When you take the turkey off the grill make sure to cover it with aluminum foil and let it rest for 20 to 30 minutes before carving to let it relax and to let the turkey reabsorb its juices. If a turkey is carved right after it’s finished cooking all of the juices will run out on to the cutting board.
This is a great choice if you’re looking for a Thanksgiving turkey recipe. Grilling the turkey helps free up valuable space in the oven for Stuffing and Mac and Cheese and, most importantly, cooks up a turkey with bright herb flavors and a hint of fire from the grill. Turning what can be a bland dish into something special.
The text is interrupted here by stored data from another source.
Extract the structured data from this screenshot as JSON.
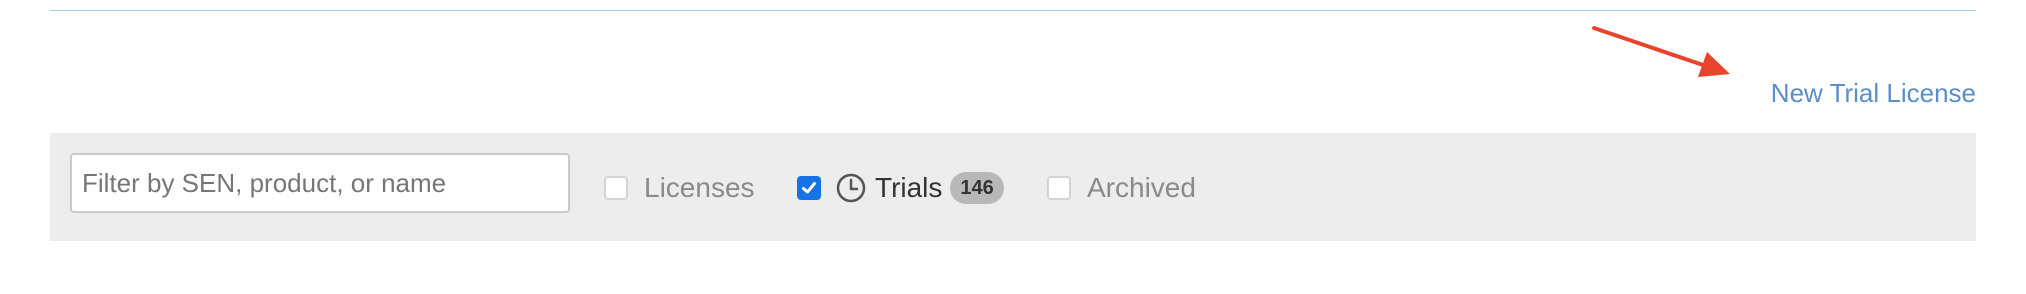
{
  "header": {
    "new_trial_link": "New Trial License",
    "link_color": "#5b8ec9",
    "annotation_arrow_color": "#e8432b"
  },
  "filters": {
    "search": {
      "placeholder": "Filter by SEN, product, or name",
      "value": ""
    },
    "options": {
      "licenses": {
        "label": "Licenses",
        "checked": false
      },
      "trials": {
        "label": "Trials",
        "checked": true,
        "count": "146",
        "icon": "clock-icon"
      },
      "archived": {
        "label": "Archived",
        "checked": false
      }
    },
    "checkbox_color": "#1672e6"
  }
}
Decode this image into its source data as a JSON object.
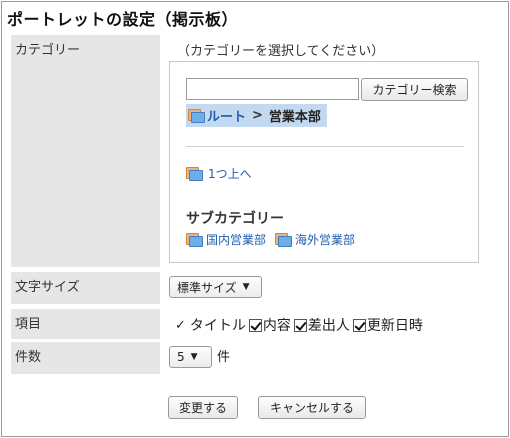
{
  "page": {
    "title": "ポートレットの設定（掲示板）"
  },
  "category": {
    "label": "カテゴリー",
    "hint": "（カテゴリーを選択してください）",
    "search": {
      "placeholder": "",
      "value": "",
      "button_label": "カテゴリー検索"
    },
    "breadcrumb": {
      "root": "ルート",
      "separator": ">",
      "current": "営業本部"
    },
    "up_link": "1つ上へ",
    "subcategory_title": "サブカテゴリー",
    "subcategories": [
      "国内営業部",
      "海外営業部"
    ]
  },
  "font_size": {
    "label": "文字サイズ",
    "selected": "標準サイズ"
  },
  "fields": {
    "label": "項目",
    "title_item": "タイトル",
    "checkboxes": [
      {
        "label": "内容",
        "checked": true
      },
      {
        "label": "差出人",
        "checked": true
      },
      {
        "label": "更新日時",
        "checked": true
      }
    ]
  },
  "count": {
    "label": "件数",
    "selected": "5",
    "unit": "件"
  },
  "actions": {
    "change_label": "変更する",
    "cancel_label": "キャンセルする"
  }
}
If you’re worried about not having any drippings for gravy, make our Turkey Neck Gravy. It’s simple to make and a delicious way to use more of the turkey.
- 1 10 to 12 lb turkey
- 1 apple
- 2 tbsp butter
- 2 cloves garlic
- 2 tsp salt
- 1/2 tsp pepper
- 1/2 tsp smoked paprika
- 2 tsp sage
- 2 tsp thyme
- 2 tsp rosemary
- 6 quarts water
- 1/2 cup salt
- 1 tsp peppercorns
- 2 bay leaves
- 1 tsp rosemary
- 1 tsp thyme
- 1 tsp sage
- Brine the turkey overnight in a large pot filled with approximately 6 quarts of water, salt, peppercorns, rosemary, thyme, sage and a couple of bay leaves. The pot should be covered and stored in the fridge while the turkey is brining. It's ok to use dried herbs for the brine. For the herb rub, use fresh herbs whenever possible.
- Make the herb rub by mincing the garlic, sage, thyme, and rosemary and mixing them with the salt, pepper, and smoked paprika. Core and dice the apple.
- Take the turkey out of the brine, rinse it off, and pat it dry with paper towels. Start by rubbing a couple of tablespoons of butter on the turkey, making sure to get it under the skin and in the cavities. Take the herb rub and using your fingers get it under the skin along the breast and where you can around the legs and inside the bird's cavities.
- Stuff both ends of the turkey with the diced apple.
- Preheat the grill, so the area where the turkey will be cooked is 325℉. Set the turkey on the grill, making sure it's not over direct heat, and that grill cover is closed. Rotate the turkey every hour to make sure it cooks evenly.
- The turkey is done when the internal temperature reaches 165℉. We recommend using a good thermometer and checking the turkey in several places. The turkey will continue to cook while it is resting, so it's a good idea not to overcook it on the grill.
- When the turkey has finished cooking, take it off the grill, cover it with foil, and let it rest for 20 to 30 minutes before serving.